What’s the connection? Well, of late McNuggets have become a favorite target of “experts” who think they know the “cause” of the obesity epidemic and who love to criticize the American diet. Dr. Schwarcz’s essay illustrates how opponents of fast food companies — such as McDonalds — use the public’s fear of chemicals as a way to generate hysteria and confusion.

Dr. Schwarcz, who is not an advocate of the McDonald’s confection, criticizes the McNuggets for their fat and salt content. But, says, ACSH’s Dr. Gilbert Ross, “Dr. Schwarcz recognizes that the anti-McDonald’s people are using chemophobia to attack Chicken McNuggets, saying that since they’re made with some synthetic chemicals they must be dangerous. Dr. Schwarcz explains that this is a fallacy, and offers the example of a useful preservative called tertiary butylhydroquinone (TBHQ) added in their manufacture that’s derived from petroleum. TBHQ has been a source of some fascination for bloggers like Joseph Mercola, who falsely claims that it’s related to butane. It isn't, and that it comes from petroleum, as Mercola notes, hardly means it’s bad for you at the minuscule amounts present in the nuggets.”

In his article, Schwarcz observes:

Marion Nestle, an accomplished nutrition professor and author, correctly dismisses the concerns about dimethyl polysiloxane [a stabilizer] and TBHQ, but she has advice about "not eating any food with ingredients you can't pronounce." Does that mean we shouldn't consume anything that contains 4-methylthiobutyl isothiocyanate or epigallocatechin gallate?
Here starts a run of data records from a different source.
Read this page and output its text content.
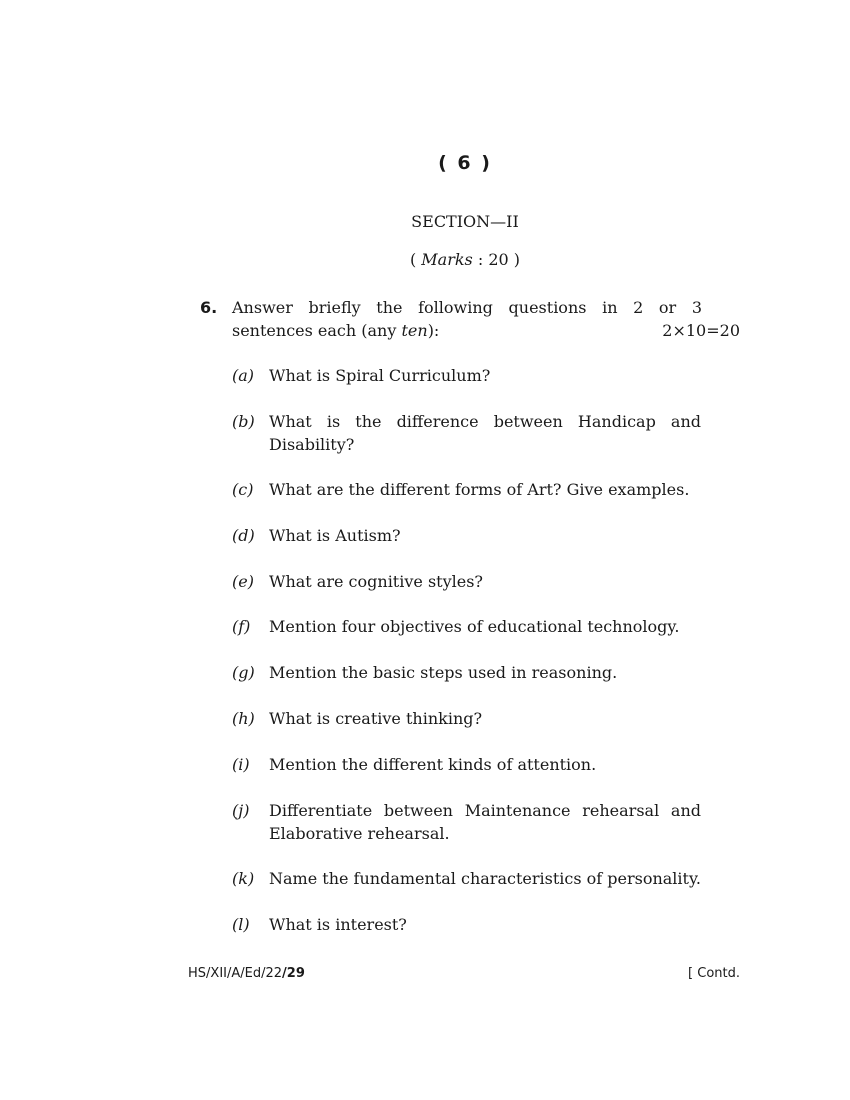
( 6 )
SECTION—II
( Marks : 20 )
6. Answer briefly the following questions in 2 or 3
sentences each (any ten):	2×10=20
(a) What is Spiral Curriculum?
(b) What is the difference between Handicap and Disability?
(c) What are the different forms of Art? Give examples.
(d) What is Autism?
(e) What are cognitive styles?
(f) Mention four objectives of educational technology.
(g) Mention the basic steps used in reasoning.
(h) What is creative thinking?
(i) Mention the different kinds of attention.
(j) Differentiate between Maintenance rehearsal and Elaborative rehearsal.
(k) Name the fundamental characteristics of personality.
(l) What is interest?
HS/XII/A/Ed/22/29	[ Contd.
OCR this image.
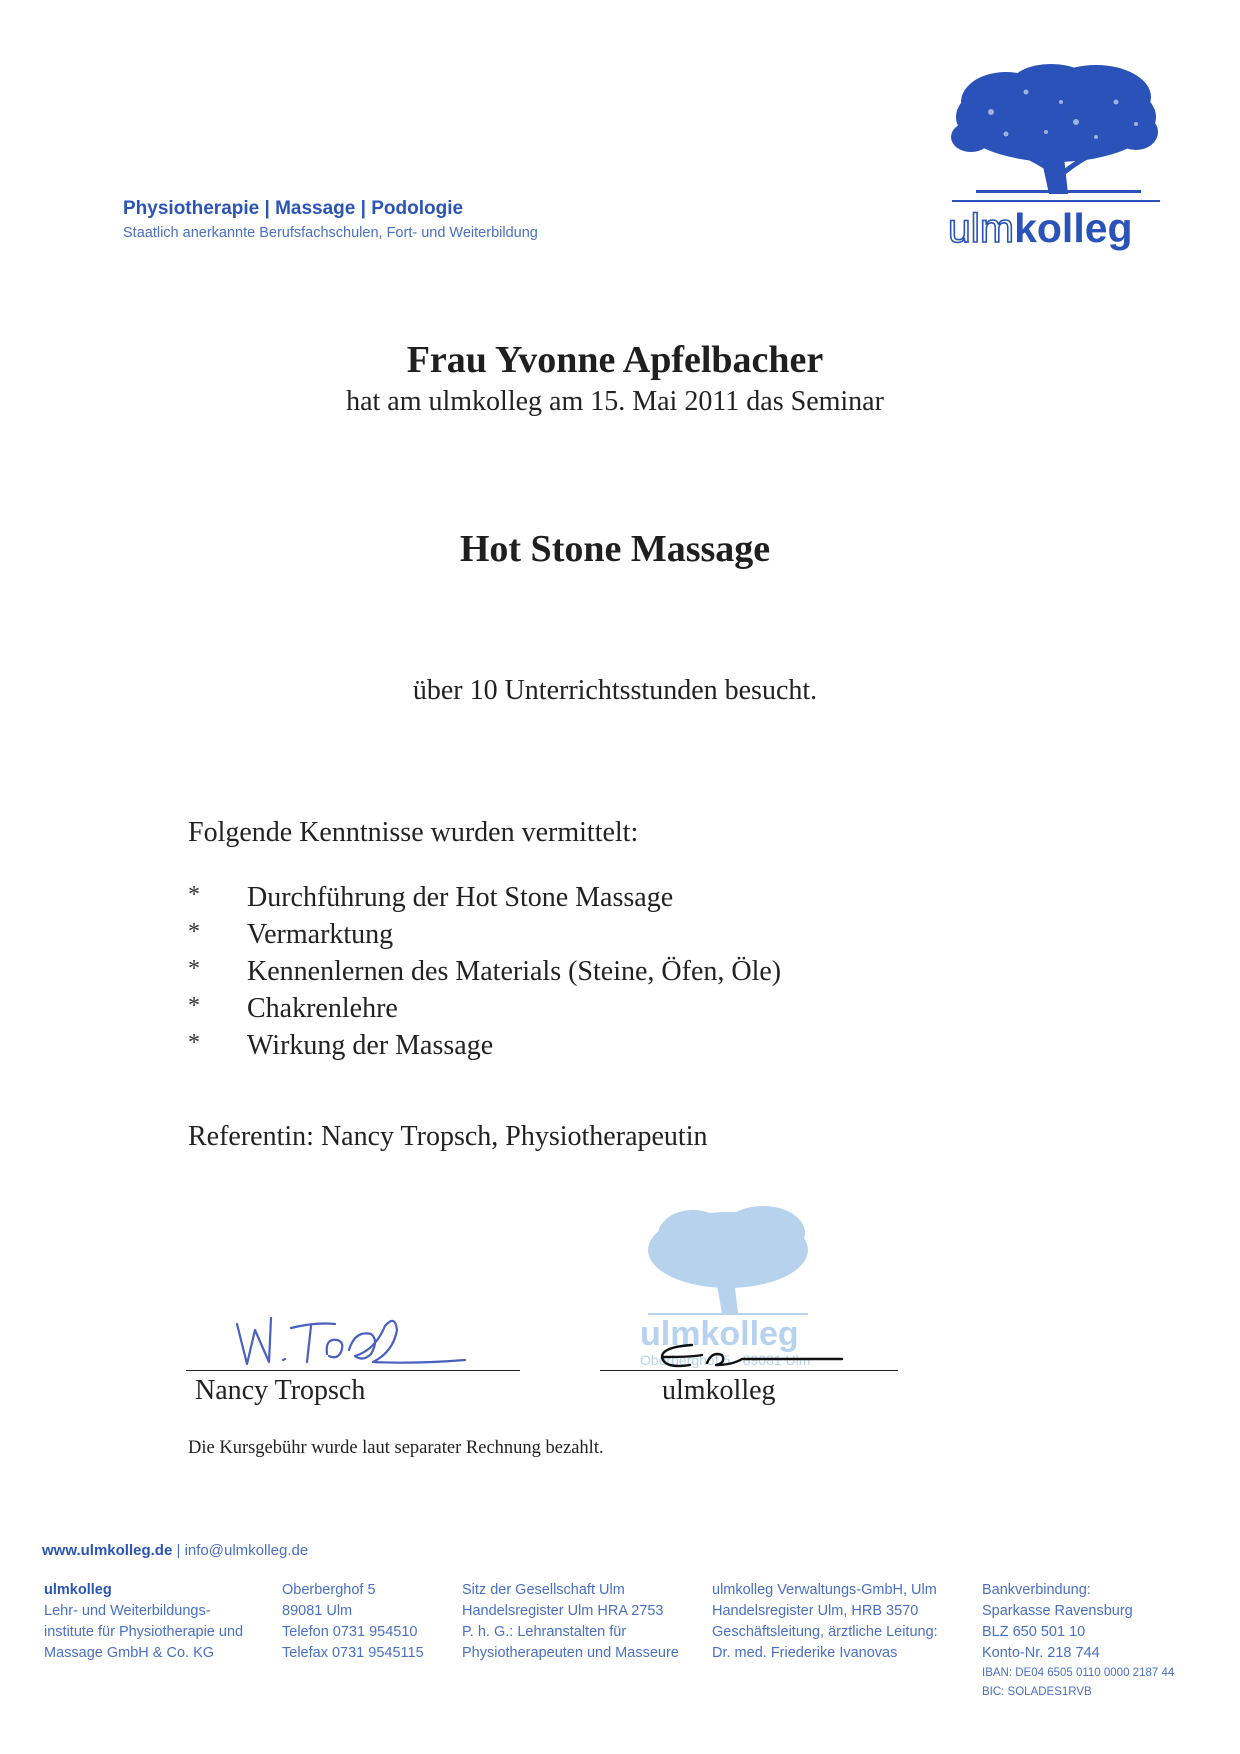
Physiotherapie | Massage | Podologie
Staatlich anerkannte Berufsfachschulen, Fort- und Weiterbildung	ulmkolleg
Frau Yvonne Apfelbacher
hat am ulmkolleg am 15. Mai 2011 das Seminar
Hot Stone Massage
über 10 Unterrichtsstunden besucht.
Folgende Kenntnisse wurden vermittelt:
* Durchführung der Hot Stone Massage
* Vermarktung
* Kennenlernen des Materials (Steine, Öfen, Öle)
* Chakrenlehre
* Wirkung der Massage
Referentin: Nancy Tropsch, Physiotherapeutin
ulmkolleg
Oberberghof 5 · 89081 Ulm
Nancy Tropsch	ulmkolleg
Die Kursgebühr wurde laut separater Rechnung bezahlt.
www.ulmkolleg.de | info@ulmkolleg.de
ulmkolleg
Lehr- und Weiterbildungs-
institute für Physiotherapie und
Massage GmbH & Co. KG
Oberberghof 5
89081 Ulm
Telefon 0731 954510
Telefax 0731 9545115
Sitz der Gesellschaft Ulm
Handelsregister Ulm HRA 2753
P. h. G.: Lehranstalten für
Physiotherapeuten und Masseure
ulmkolleg Verwaltungs-GmbH, Ulm
Handelsregister Ulm, HRB 3570
Geschäftsleitung, ärztliche Leitung:
Dr. med. Friederike Ivanovas
Bankverbindung:
Sparkasse Ravensburg
BLZ 650 501 10
Konto-Nr. 218 744
IBAN: DE04 6505 0110 0000 2187 44
BIC: SOLADES1RVB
We would have to give up cabbage and tea.

Conversely, are we to assume that if we can pronounce it, we can eat it? "Arsenic" and "cyanide" are pretty easy to pronounce.


Promoting this sort of commonsense approach to complex chemicals is one of the aims of our book, and we commend Dr. Joe Schwarcz and his editors at the Gazette for making these points.